The reaction process (e.g. a plant growing, a dog eating, a human wanting) has been fine-tuned by evolution, so that the intensity of the desire is matched by it’s benefit. Think of it as an algorithm of sorts. This is why we feel thirst as a more intense desire than a hunger for chocolate, or sexual desire more intense than the desire for friendship. I think of it like a mental tropism – the stronger the sunlight the more a plant grows towards it – the greater the benefit to my survival, the more I subconsciously desire it.
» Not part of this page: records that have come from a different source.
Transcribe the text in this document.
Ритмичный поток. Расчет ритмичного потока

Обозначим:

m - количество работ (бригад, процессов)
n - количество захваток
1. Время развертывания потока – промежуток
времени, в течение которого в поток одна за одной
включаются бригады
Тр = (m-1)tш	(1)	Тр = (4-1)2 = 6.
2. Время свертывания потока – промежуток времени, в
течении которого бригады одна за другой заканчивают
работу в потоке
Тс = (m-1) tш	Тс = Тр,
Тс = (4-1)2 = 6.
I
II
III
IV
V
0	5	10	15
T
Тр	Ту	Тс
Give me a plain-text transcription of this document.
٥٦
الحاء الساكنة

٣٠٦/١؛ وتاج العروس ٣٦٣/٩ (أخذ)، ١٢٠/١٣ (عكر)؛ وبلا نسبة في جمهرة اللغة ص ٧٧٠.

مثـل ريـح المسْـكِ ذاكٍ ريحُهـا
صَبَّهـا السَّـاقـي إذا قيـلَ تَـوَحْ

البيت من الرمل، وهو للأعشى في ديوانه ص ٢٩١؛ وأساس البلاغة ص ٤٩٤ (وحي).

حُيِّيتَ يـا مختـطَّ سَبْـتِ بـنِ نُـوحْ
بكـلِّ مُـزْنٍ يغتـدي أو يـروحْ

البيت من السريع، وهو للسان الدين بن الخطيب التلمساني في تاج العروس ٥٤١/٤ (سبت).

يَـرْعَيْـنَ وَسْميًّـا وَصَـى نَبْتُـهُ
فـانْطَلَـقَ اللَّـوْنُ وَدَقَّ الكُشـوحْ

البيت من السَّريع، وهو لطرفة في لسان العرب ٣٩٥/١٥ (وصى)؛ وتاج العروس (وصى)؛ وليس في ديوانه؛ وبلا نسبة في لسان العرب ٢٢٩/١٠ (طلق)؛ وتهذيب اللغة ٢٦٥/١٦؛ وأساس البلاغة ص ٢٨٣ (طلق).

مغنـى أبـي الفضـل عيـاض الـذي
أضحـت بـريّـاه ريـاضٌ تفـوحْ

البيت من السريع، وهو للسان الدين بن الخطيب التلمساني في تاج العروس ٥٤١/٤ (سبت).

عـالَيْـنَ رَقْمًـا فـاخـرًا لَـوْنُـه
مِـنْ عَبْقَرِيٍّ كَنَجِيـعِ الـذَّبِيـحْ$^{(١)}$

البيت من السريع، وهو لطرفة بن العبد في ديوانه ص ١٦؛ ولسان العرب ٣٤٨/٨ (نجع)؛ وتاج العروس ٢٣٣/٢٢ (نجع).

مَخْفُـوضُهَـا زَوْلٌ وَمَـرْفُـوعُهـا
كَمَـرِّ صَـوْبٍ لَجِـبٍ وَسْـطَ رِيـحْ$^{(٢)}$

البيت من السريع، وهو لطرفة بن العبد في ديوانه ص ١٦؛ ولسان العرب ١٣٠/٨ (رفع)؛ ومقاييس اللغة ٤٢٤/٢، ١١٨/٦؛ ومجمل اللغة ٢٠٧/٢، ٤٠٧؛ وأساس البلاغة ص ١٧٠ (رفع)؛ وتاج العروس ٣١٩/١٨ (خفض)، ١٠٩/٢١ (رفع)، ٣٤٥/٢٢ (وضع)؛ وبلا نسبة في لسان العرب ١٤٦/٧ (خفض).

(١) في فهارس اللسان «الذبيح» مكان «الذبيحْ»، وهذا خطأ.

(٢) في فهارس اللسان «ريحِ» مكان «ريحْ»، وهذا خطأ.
The way we use language always gives us a good insight into the working of the mind. The fact that we use terms like “she had a thirst for knowledge” or “he had a hunger for results” are great examples of how our mind processes this spectrum of desire. Even though hunger and thirst are supposed to be for food and water, our mind can instinctively understand what is being said. This simple sentence construct is further support for the theory that our mind treats desire as a spectrum. There is no cognitive leap that the mind has to make between understanding hunger for a need (food) and hunger for a want (results).
Which brings me back to Seth’s post.
People don’t need Twitter or an SUV or a purse from Coach. We don’t need much of anything, actually, but we want a lot. Truly successful industries align their ‘wants’ with basic needs (like hunger) and consumers (that’s us) cooperate all day long.
yet most of them aren’t needs at all. That’s because the industries that market these items have done a brilliant job of persuading us that they are needs after all.
A lot of people make the claim that Seth is alluding to here, that marketers make needs out of wants. That they exploit basic needs such as hunger and thirst, and build new wants around them.
I wouldn’t give marketers that much credit! Something like that sounds difficult to do, and yet millions of products are successfully marketed, and not all these marketers can be way above average ability, right?
The reason this is so do-able, I suggest, and the reason that there are thousands of new products each week which attract customers’ desire, is because us consumers don’t mentally divide every purchase into a need or a want. We operate based on our spectrum of desire. And just as it’s possible for me to tell you that “Jane had a thirst for knowledge” without you having to make a cognitive leap to understand it, so too is it possible for a marketer to position a product so that you subconsciously desire it almost as much as something else you consciously define as a need.
As a marketer I don’t try to create new needs, or trick people into needing something that they barely even want. That sounds complicated, elaborate and quite frankly not something I have a desire to do. As a marketer I try understand what people desire and I try create products and services to satisfy those desires. Advertising shouldn’t be used as smokescreen or a ruse to con people into thinking my product will meet a desire that it won’t, or a need that they don’t have. Advertising should be a display, a way to demonstrate how it can satisfy their desires. Branding can be used to help my product meet multiple desires, and move it up along the spectrum. Sure, Nike fill their customer’s desire to be clothed, but also to feel cool, to feel athletic, to express something about themselves etc.
Are these needs? Or wants? Or wants in needs clothing? I don’t know, but they’re definitely desires and meeting them as best they can should be every marketers goal.